YieldSAT: A Multimodal Benchmark Dataset for High-Resolution Crop Yield Prediction
AI 摘要
YieldSAT数据集发布,用于高分辨率农作物产量预测,包含多模态数据和深度学习模型。
主要贡献
- 发布了大规模、高质量的农作物产量预测数据集YieldSAT
- 提出了基于深度学习的像素回归方法用于产量预测
- 提出了domain-informed Deep Ensemble方法应对数据分布偏移
方法论
利用多光谱卫星图像和环境数据,通过深度学习模型(包括像素回归和Deep Ensemble)进行农作物产量预测。
原文摘要
Crop yield prediction requires substantial data to train scalable models. However, creating yield prediction datasets is constrained by high acquisition costs, heterogeneous data quality, and data privacy regulations. Consequently, existing datasets are scarce, low in quality, or limited to regional levels or single crop types, hindering the development of scalable data-driven solutions. In this work, we release YieldSAT, a large, high-quality, and multimodal dataset for high-resolution crop yield prediction. YieldSAT spans various climate zones across multiple countries, including Argentina, Brazil, Uruguay, and Germany, and includes major crop types, including corn, rapeseed, soybeans, and wheat, across 2,173 expert-curated fields.
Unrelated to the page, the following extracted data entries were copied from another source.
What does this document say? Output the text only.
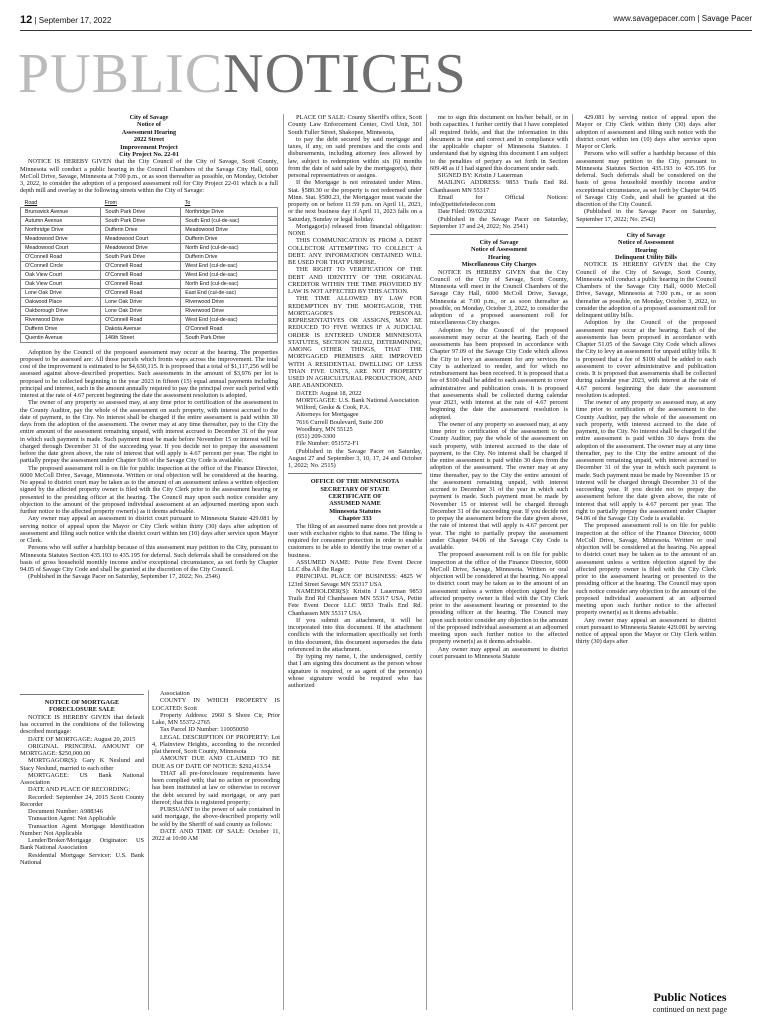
12 | September 17, 2022	www.savagepacer.com | Savage Pacer
PUBLICNOTICES
City of Savage
Notice of
Assessment Hearing
2022 Street
Improvement Project
City Project No. 22-01

NOTICE IS HEREBY GIVEN that the City Council of the City of Savage, Scott County, Minnesota will conduct a public hearing in the Council Chambers of the Savage City Hall, 6000 McColl Drive, Savage, Minnesota at 7:00 p.m., or as soon thereafter as possible, on Monday, October 3, 2022, to consider the adoption of a proposed assessment roll for City Project 22-01 which is a full depth mill and overlay to the following streets within the City of Savage:

Road	From	To
Brunswick Avenue	South Park Drive	Northridge Drive
Autumn Avenue	South Park Drive	South End (cul-de-sac)
Northridge Drive	Dufferin Drive	Meadowood Drive
Meadowood Drive	Meadowood Court	Dufferin Drive
Meadowood Court	Meadowood Drive	North End (cul-de-sac)
O'Connell Road	South Park Drive	Dufferin Drive
O'Connell Circle	O'Connell Road	West End (cul-de-sac)
Oak View Court	O'Connell Road	West End (cul-de-sac)
Oak View Court	O'Connell Road	North End (cul-de-sac)
Lone Oak Drive	O'Connell Road	East End (cul-de-sac)
Oakwood Place	Lone Oak Drive	Riverwood Drive
Oakborough Drive	Lone Oak Drive	Riverwood Drive
Riverwood Drive	O'Connell Road	West End (cul-de-sac)
Dufferin Drive	Dakota Avenue	O'Connell Road
Quentin Avenue	146th Street	South Park Drive

Adoption by the Council of the proposed assessment may occur at the hearing. The properties proposed to be assessed are: All those parcels which fronts ways across the improvement. The total cost of the improvement is estimated to be $4,630,115. It is proposed that a total of $1,117,256 will be assessed against above-described properties. Such assessments in the amount of $3,976 per lot is proposed to be collected beginning in the year 2023 in fifteen (15) equal annual payments including principal and interest, each in the amount annually required to pay the principal over such period with interest at the rate of 4.67 percent beginning the date the assessment resolution is adopted.

The owner of any property so assessed may, at any time prior to certification of the assessment to the County Auditor, pay the whole of the assessment on such property, with interest accrued to the date of payment, to the City. No interest shall be charged if the entire assessment is paid within 30 days from the adoption of the assessment. The owner may at any time thereafter, pay to the City the entire amount of the assessment remaining unpaid, with interest accrued to December 31 of the year in which such payment is made. Such payment must be made before November 15 or interest will be charged through December 31 of the succeeding year. If you decide not to prepay the assessment before the date given above, the rate of interest that will apply is 4.67 percent per year. The right to partially prepay the assessment under Chapter 9.06 of the Savage City Code is available.

The proposed assessment roll is on file for public inspection at the office of the Finance Director, 6000 McColl Drive, Savage, Minnesota. Written or oral objection will be considered at the hearing. No appeal to district court may be taken as to the amount of an assessment unless a written objection signed by the affected property owner is filed with the City Clerk prior to the assessment hearing or presented to the presiding officer at the hearing. The Council may upon such notice consider any objection to the amount of the proposed individual assessment at an adjourned meeting upon such further notice to the affected property owner(s) as it deems advisable.

Any owner may appeal an assessment to district court pursuant to Minnesota Statute 429.081 by serving notice of appeal upon the Mayor or City Clerk within thirty (30) days after adoption of assessment and filing such notice with the district court within ten (10) days after service upon Mayor or Clerk.

Persons who will suffer a hardship because of this assessment may petition to the City, pursuant to Minnesota Statutes Section 435.193 to 435.195 for deferral. Such deferrals shall be considered on the basis of gross household monthly income and/or exceptional circumstance, as set forth by Chapter 94.05 of Savage City Code and shall be granted at the discretion of the City Council.

(Published in the Savage Pacer on Saturday, September 17, 2022; No. 2546)

NOTICE OF MORTGAGE
FORECLOSURE SALE

NOTICE IS HEREBY GIVEN that default has occurred in the conditions of the following described mortgage:

DATE OF MORTGAGE: August 20, 2015

ORIGINAL PRINCIPAL AMOUNT OF MORTGAGE: $250,000.00

MORTGAGOR(S): Gary K Neslund and Stacy Neslund, married to each other

MORTGAGEE: US Bank National Association

DATE AND PLACE OF RECORDING:

Recorded: September 24, 2015 Scott County Recorder

Document Number: A988346

Transaction Agent: Not Applicable

Transaction Agent Mortgage Identification Number: Not Applicable

Lender/Broker/Mortgage Originator: US Bank National Association

Residential Mortgage Servicer: U.S. Bank National

Association

COUNTY IN WHICH PROPERTY IS LOCATED: Scott

Property Address: 2960 S Shore Cir, Prior Lake, MN 55372-2765

Tax Parcel ID Number: 110050050

LEGAL DESCRIPTION OF PROPERTY: Lot 4, Plainview Heights, according to the recorded plat thereof, Scott County, Minnesota

AMOUNT DUE AND CLAIMED TO BE DUE AS OF DATE OF NOTICE: $292,413.54

THAT all pre-foreclosure requirements have been complied with; that no action or proceeding has been instituted at law or otherwise to recover the debt secured by said mortgage, or any part thereof; that this is registered property;

PURSUANT to the power of sale contained in said mortgage, the above-described property will be sold by the Sheriff of said county as follows:

DATE AND TIME OF SALE: October 11, 2022 at 10:00 AM

PLACE OF SALE: County Sheriff's office, Scott County Law Enforcement Center, Civil Unit, 301 South Fuller Street, Shakopee, Minnesota,

to pay the debt secured by said mortgage and taxes, if any, on said premises and the costs and disbursements, including attorney fees allowed by law, subject to redemption within six (6) months from the date of said sale by the mortgagor(s), their personal representatives or assigns.

If the Mortgage is not reinstated under Minn. Stat. §580.30 or the property is not redeemed under Minn. Stat. §580.23, the Mortgagor must vacate the property on or before 11:59 p.m. on April 11, 2023, or the next business day if April 11, 2023 falls on a Saturday, Sunday or legal holiday.

Mortgagor(s) released from financial obligation: NONE

THIS COMMUNICATION IS FROM A DEBT COLLECTOR ATTEMPTING TO COLLECT A DEBT. ANY INFORMATION OBTAINED WILL BE USED FOR THAT PURPOSE.

THE RIGHT TO VERIFICATION OF THE DEBT AND IDENTITY OF THE ORIGINAL CREDITOR WITHIN THE TIME PROVIDED BY LAW IS NOT AFFECTED BY THIS ACTION.

THE TIME ALLOWED BY LAW FOR REDEMPTION BY THE MORTGAGOR, THE MORTGAGOR'S PERSONAL REPRESENTATIVES OR ASSIGNS, MAY BE REDUCED TO FIVE WEEKS IF A JUDICIAL ORDER IS ENTERED UNDER MINNESOTA STATUTES, SECTION 582.032, DETERMINING, AMONG OTHER THINGS, THAT THE MORTGAGED PREMISES ARE IMPROVED WITH A RESIDENTIAL DWELLING OF LESS THAN FIVE UNITS, ARE NOT PROPERTY USED IN AGRICULTURAL PRODUCTION, AND ARE ABANDONED.

DATED: August 18, 2022

MORTGAGEE: U.S. Bank National Association

Wilford, Geske & Cook, P.A.

Attorneys for Mortgagee

7616 Currell Boulevard, Suite 200

Woodbury, MN 55125

(651) 209-3300

File Number: 051572-F1

(Published in the Savage Pacer on Saturday, August 27 and September 3, 10, 17, 24 and October 1, 2022; No. 2515)

OFFICE OF THE MINNESOTA
SECRETARY OF STATE
CERTIFICATE OF
ASSUMED NAME
Minnesota Statutes
Chapter 333

The filing of an assumed name does not provide a user with exclusive rights to that name. The filing is required for consumer protection in order to enable customers to be able to identify the true owner of a business.

ASSUMED NAME: Petite Fete Event Decor LLC dba All the Rage

PRINCIPAL PLACE OF BUSINESS: 4825 W 123rd Street Savage MN 55317 USA

NAMEHOLDER(S): Kristin J Lauerman 9853 Trails End Rd Chanhassen MN 55317 USA, Petite Fete Event Decor LLC 9853 Trails End Rd. Chanhassen MN 55317 USA

If you submit an attachment, it will be incorporated into this document. If the attachment conflicts with the information specifically set forth in this document, this document supersedes the data referenced in the attachment.

By typing my name, I, the undersigned, certify that I am signing this document as the person whose signature is required, or as agent of the person(s) whose signature would be required who has authorized

me to sign this document on his/her behalf, or in both capacities. I further certify that I have completed all required fields, and that the information in this document is true and correct and in compliance with the applicable chapter of Minnesota Statutes. I understand that by signing this document I am subject to the penalties of perjury as set forth in Section 609.48 as if I had signed this document under oath.

SIGNED BY: Kristin J Lauerman

MAILING ADDRESS: 9853 Trails End Rd. Chanhassen MN 55317

Email for Official Notices: info@petitefetedecor.com

Date Filed: 09/02/2022

(Published in the Savage Pacer on Saturday, September 17 and 24, 2022; No. 2541)

City of Savage
Notice of Assessment
Hearing
Miscellaneous City Charges

NOTICE IS HEREBY GIVEN that the City Council of the City of Savage, Scott County, Minnesota will meet in the Council Chambers of the Savage City Hall, 6000 McColl Drive, Savage, Minnesota at 7:00 p.m., or as soon thereafter as possible, on Monday, October 3, 2022, to consider the adoption of a proposed assessment roll for miscellaneous City charges.

Adoption by the Council of the proposed assessment may occur at the hearing. Each of the assessments has been proposed in accordance with Chapter 97.09 of the Savage City Code which allows the City to levy an assessment for any services the City is authorized to render, and for which no reimbursement has been received. It is proposed that a fee of $100 shall be added to each assessment to cover administrative and publication costs. It is proposed that assessments shall be collected during calendar year 2023, with interest at the rate of 4.67 percent beginning the date the assessment resolution is adopted.

The owner of any property so assessed may, at any time prior to certification of the assessment to the County Auditor, pay the whole of the assessment on such property, with interest accrued to the date of payment, to the City. No interest shall be charged if the entire assessment is paid within 30 days from the adoption of the assessment. The owner may at any time thereafter, pay to the City the entire amount of the assessment remaining unpaid, with interest accrued to December 31 of the year in which such payment is made. Such payment must be made by November 15 or interest will be charged through December 31 of the succeeding year. If you decide not to prepay the assessment before the date given above, the rate of interest that will apply is 4.67 percent per year. The right to partially prepay the assessment under Chapter 94.06 of the Savage City Code is available.

The proposed assessment roll is on file for public inspection at the office of the Finance Director, 6000 McColl Drive, Savage, Minnesota. Written or oral objection will be considered at the hearing. No appeal to district court may be taken as to the amount of an assessment unless a written objection signed by the affected property owner is filed with the City Clerk prior to the assessment hearing or presented to the presiding officer at the hearing. The Council may upon such notice consider any objection to the amount of the proposed individual assessment at an adjourned meeting upon such further notice to the affected property owner(s) as it deems advisable.

Any owner may appeal an assessment to district court pursuant to Minnesota Statute

429.081 by serving notice of appeal upon the Mayor or City Clerk within thirty (30) days after adoption of assessment and filing such notice with the district court within ten (10) days after service upon Mayor or Clerk.

Persons who will suffer a hardship because of this assessment may petition to the City, pursuant to Minnesota Statutes Section 435.193 to 435.195 for deferral. Such deferrals shall be considered on the basis of gross household monthly income and/or exceptional circumstance, as set forth by Chapter 94.05 of Savage City Code, and shall be granted at the discretion of the City Council.

(Published in the Savage Pacer on Saturday, September 17, 2022; No. 2542)

City of Savage
Notice of Assessment
Hearing
Delinquent Utility Bills

NOTICE IS HEREBY GIVEN that the City Council of the City of Savage, Scott County, Minnesota will conduct a public hearing in the Council Chambers of the Savage City Hall, 6000 McColl Drive, Savage, Minnesota at 7:00 p.m., or as soon thereafter as possible, on Monday, October 3, 2022, to consider the adoption of a proposed assessment roll for delinquent utility bills.

Adoption by the Council of the proposed assessment may occur at the hearing. Each of the assessments has been proposed in accordance with Chapter 51.05 of the Savage City Code which allows the City to levy an assessment for unpaid utility bills. It is proposed that a fee of $100 shall be added to each assessment to cover administrative and publication costs. It is proposed that assessments shall be collected during calendar year 2023, with interest at the rate of 4.67 percent beginning the date the assessment resolution is adopted.

The owner of any property so assessed may, at any time prior to certification of the assessment to the County Auditor, pay the whole of the assessment on such property, with interest accrued to the date of payment, to the City. No interest shall be charged if the entire assessment is paid within 30 days from the adoption of the assessment. The owner may at any time thereafter, pay to the City the entire amount of the assessment remaining unpaid, with interest accrued to December 31 of the year in which such payment is made. Such payment must be made by November 15 or interest will be charged through December 31 of the succeeding year. If you decide not to prepay the assessment before the date given above, the rate of interest that will apply is 4.67 percent per year. The right to partially prepay the assessment under Chapter 94.06 of the Savage City Code is available.

The proposed assessment roll is on file for public inspection at the office of the Finance Director, 6000 McColl Drive, Savage, Minnesota. Written or oral objection will be considered at the hearing. No appeal to district court may be taken as to the amount of an assessment unless a written objection signed by the affected property owner is filed with the City Clerk prior to the assessment hearing or presented to the presiding officer at the hearing. The Council may upon such notice consider any objection to the amount of the proposed individual assessment at an adjourned meeting upon such further notice to the affected property owner(s) as it deems advisable.

Any owner may appeal an assessment to district court pursuant to Minnesota Statute 429.081 by serving notice of appeal upon the Mayor or City Clerk within thirty (30) days after

Public Notices
continued on next page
In total, over 12.2 million yield samples are available, each with a spatial resolution of 10 m. Each field is paired with multispectral satellite imagery, resulting in 113,555 labeled satellite images, complemented by auxiliary environmental data. We demonstrate the potential of large-scale and high-resolution crop yield prediction as a pixel regression task by comparing various deep learning models and data fusion architectures. Furthermore, we highlight open challenges arising from severe distribution shifts in the ground truth data under real-world conditions. To mitigate this, we explore a domain-informed Deep Ensemble approach that exhibits significant performance gains. The dataset is available at https://yieldsat.github.io/.